Yet Roosevelt's temperamental extremism, as Morris rightly observes, was placed in the service of the political instincts of a natural compromiser: "As always in situations involving extremes, Roosevelt's instinct was to seek out the center." Born into upper-middle-class comfort, he entered politics out of a sense of noblesse oblige, then discovered that he had a knack for its cut and thrust. Unpersuaded by the sink-or-swim gospel of laissez-faire economics, he concluded that big government (big, at least, by the modest standards of 1901) could make America a better place in which to live, and he set out to drag the wealth-worshipping old guard of the Republican Party into the twentieth century. Though he loved to talk tough, politics taught him to take what he could get and brag about it, and he happily settled for such incremental measures as the Pure Food Act of 1906 instead of insisting on radical reforms that could never have gotten through Congress.

Was Theodore Roosevelt the inventor of moderate Republicanism? That is the clear implication of Theodore Rex, but Morris never makes the point explicitly, and this is one of the book's few weaknesses (along with a too-fancy prologue in which we see America in 1901 through the eyes of the newly inaugurated Roosevelt). Morris is so interested in showing us Roosevelt as he looked to his contemporaries that he fails to supply enough of the clarifying perspective of hindsight. Presumably his just-the-facts-ma'am approach is to some extent a response to the furious criticisms of Dutch, but some will doubtless feel that Theodore Rex errs in the opposite direction.

Even so, this is a marvelously rich and readable book, a bit too long but not grossly so, and you will put it down knowing why Roosevelt has held on to his secure place in America's fast-shrinking historical imagination. For Morris, Roosevelt's singular achievement—no less enduring than the five national parks for whose creation he was chiefly responsible—was to have "left behind a folk consensus that he had been the most powerfully positive American leader since Abraham Lincoln." As legacies go, that beats Camelot, Vietnam, Watergate and Monica Lewinsky.
—Terry Teachout

Publishers Weekly

The second entry in Morris's projected three-volume life of Theodore Roosevelt focuses on the presidential years 1901 through early 1909. Impeccably researched and beautifully composed, Morris's book provides what is arguably the best consideration of Roosevelt's presidency ever penned. Making good use of TR's private and presidential papers as well as the archives of such protégés as John Hay, William Howard Taft, Owen Wister and John Burroughs Morris marshals a rich array of carefully chosen and beautifully rendered vignettes to create a dazzling portrait of the man (the youngest ever to hold the office of president). Morris proves the perfect guide through TR's eight breathless, fertile years in the White House: years during which the doting father and prolific author conserved millions of Western acres, swung his "big stick" at trusts and monopolies, advanced progressive agendas on race and labor relations, fostered a revolution in Panama (where he sought to build his canal), won the Nobel Peace Prize for mediating an end to the Russo-Japanese War and pushed through the Pure Food and Drug Act.
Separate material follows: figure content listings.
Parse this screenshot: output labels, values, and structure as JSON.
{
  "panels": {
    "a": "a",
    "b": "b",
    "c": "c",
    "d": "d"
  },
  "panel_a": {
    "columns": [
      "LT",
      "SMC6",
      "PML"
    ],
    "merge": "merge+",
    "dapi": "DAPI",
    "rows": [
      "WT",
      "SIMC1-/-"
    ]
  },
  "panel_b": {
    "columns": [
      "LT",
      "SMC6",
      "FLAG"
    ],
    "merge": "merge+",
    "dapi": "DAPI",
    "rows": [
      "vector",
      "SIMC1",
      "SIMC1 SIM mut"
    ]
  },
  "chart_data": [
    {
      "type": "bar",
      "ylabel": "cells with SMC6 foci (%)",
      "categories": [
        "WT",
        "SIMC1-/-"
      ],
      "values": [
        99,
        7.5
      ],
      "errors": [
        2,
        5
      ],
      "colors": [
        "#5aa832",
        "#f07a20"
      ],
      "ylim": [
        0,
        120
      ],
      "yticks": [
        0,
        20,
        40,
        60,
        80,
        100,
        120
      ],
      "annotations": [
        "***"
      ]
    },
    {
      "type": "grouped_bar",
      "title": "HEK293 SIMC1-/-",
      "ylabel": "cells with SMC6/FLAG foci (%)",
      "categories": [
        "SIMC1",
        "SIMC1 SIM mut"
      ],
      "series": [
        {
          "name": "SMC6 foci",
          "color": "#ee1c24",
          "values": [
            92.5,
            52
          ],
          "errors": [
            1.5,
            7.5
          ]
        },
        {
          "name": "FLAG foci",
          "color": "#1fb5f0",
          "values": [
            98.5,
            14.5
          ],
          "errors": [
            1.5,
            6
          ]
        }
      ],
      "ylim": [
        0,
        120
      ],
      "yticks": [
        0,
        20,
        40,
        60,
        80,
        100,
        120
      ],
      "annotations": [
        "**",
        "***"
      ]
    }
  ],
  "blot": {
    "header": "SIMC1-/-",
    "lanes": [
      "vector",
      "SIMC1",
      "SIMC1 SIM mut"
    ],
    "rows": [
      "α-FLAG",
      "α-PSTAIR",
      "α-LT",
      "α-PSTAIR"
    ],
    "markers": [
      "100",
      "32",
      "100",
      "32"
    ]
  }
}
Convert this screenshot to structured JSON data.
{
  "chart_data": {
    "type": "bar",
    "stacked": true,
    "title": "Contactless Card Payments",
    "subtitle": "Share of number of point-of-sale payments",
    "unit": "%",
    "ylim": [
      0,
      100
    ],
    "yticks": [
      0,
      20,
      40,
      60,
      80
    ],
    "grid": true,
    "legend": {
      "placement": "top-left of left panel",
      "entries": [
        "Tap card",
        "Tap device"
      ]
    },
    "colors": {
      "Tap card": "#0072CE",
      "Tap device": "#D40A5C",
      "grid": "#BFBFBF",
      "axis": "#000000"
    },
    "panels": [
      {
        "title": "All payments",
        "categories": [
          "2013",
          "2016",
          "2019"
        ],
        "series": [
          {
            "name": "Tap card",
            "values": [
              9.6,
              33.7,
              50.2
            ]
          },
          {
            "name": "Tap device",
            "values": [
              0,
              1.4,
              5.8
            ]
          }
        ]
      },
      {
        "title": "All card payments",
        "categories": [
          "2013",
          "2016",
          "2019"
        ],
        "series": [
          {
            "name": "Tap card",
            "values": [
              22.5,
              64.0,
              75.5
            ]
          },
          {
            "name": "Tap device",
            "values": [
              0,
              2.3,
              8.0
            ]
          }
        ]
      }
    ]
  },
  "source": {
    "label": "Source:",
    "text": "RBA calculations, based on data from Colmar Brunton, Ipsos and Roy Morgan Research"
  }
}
John Burroughs once wrote that the hypercreative TR "was a many sided man, and every side was like an electric battery." In the end, Morris succeeds brilliantly at capturing all of TR's many energized sides, producing a book that is every bit as complex, engaging and invigorating as the vibrant president it depicts. Copyright 2001 Cahners Business Information.

Library Journal

When Vice President Theodore Roosevelt succeeded the assassinated William McKinley, his conservative critics feared a precipitous presidency. But as shown by Morris's second volume on the "Bully" president, what emerged instead was a balanced leader who deserves being ranked among America's top five chief executives. There was universal praise for The Rise of Theodore Roosevelt, the first volume of Morris's TR biography, which claimed both the Pulitzer Prize and the American Book Award in 1980. After his controversial Dutch: A Biography of Ronald Reagan, Morris returns to TR and his traditional acclaimed method, which is stylistically eloquent and historically balanced. Morris shows how Roosevelt adapted Abraham Lincoln's wartime presidency as his own model for transforming America's domestic and international agendas. His two major miscalculations were his premature announcement declining a second complete term and the handling of the Brownsville Affair, when he gave dishonorable discharges to all 167 men from three black companies stationed near Brownsville, TX, when they refused to identify 12 members who had retaliated against discriminatory practices in the town. Morris excels at placing TR in the context of his time, showing how he outmaneuvered powerful but ossified opponents from the Gilded Age and trumped isolationists by averting war, in the process winning the first Nobel Peace Prize. He also set the standard for the Hyde Park Roosevelts, whose emulation of his "accidental" presidency a generation later was perhaps his ultimate contribution to democracy. Essential for all libraries.-William D. Pederson, Louisiana State Univ., Shreveport Copyright 2002 Cahners Business Information.

Kirkus Reviews

In a sequel to the Pulitzer-winning biography of Teddy Roosevelt's earlier years (The Rise of Theodore Roosevelt), Morris celebrates his tenure in the Oval Office, lauding him as the most popular and energetic chief executive of the early modern era. Morris views Roosevelt as the next great president to succeed Lincoln. While his predecessor, William McKinley, represented dour 19th-century values, Roosevelt was more akin to the industrialization that was turning the US into a global power. He was a dynamic reformer who acted first and asked questions later. The author runs through the many irons Roosevelt always had in the fire, using each to show how his personal magnetism, political canniness, intelligence, and force of will earned him a bevy of successes and almost no significant defeats. On the domestic front, Teddy mastered the art of the end run around his political enemies, disarming orthodox Republicans by arguing that they support his trust-busting initiatives or else face the chaos of labor uprisings and quieting labor by throwing them bones designed to least infuriate management. In foreign relations, his personal magnetism and Navy-enlarging policies earned him, and the country, the respect of the great powers. He fended off German encroachments on Venezuela, ensured that the Panama Canal became a reality, and negotiated peace between Russia and Japan. Morris also devotes much attention to Roosevelt's physical exploits, which later influenced his conservation efforts. He was constantly climbing in Rock Creek Park, swimming nude in the Potomac, and boxing or practicing martial arts with members of his cabinet. To blow off steam he hunted, often in the South, where hewas seen as too friendly toward African-Americans. Because Democrats receive little attention here, one wonders how Morris might have rendered their criticisms. A boosterish rendering of a potent head of state.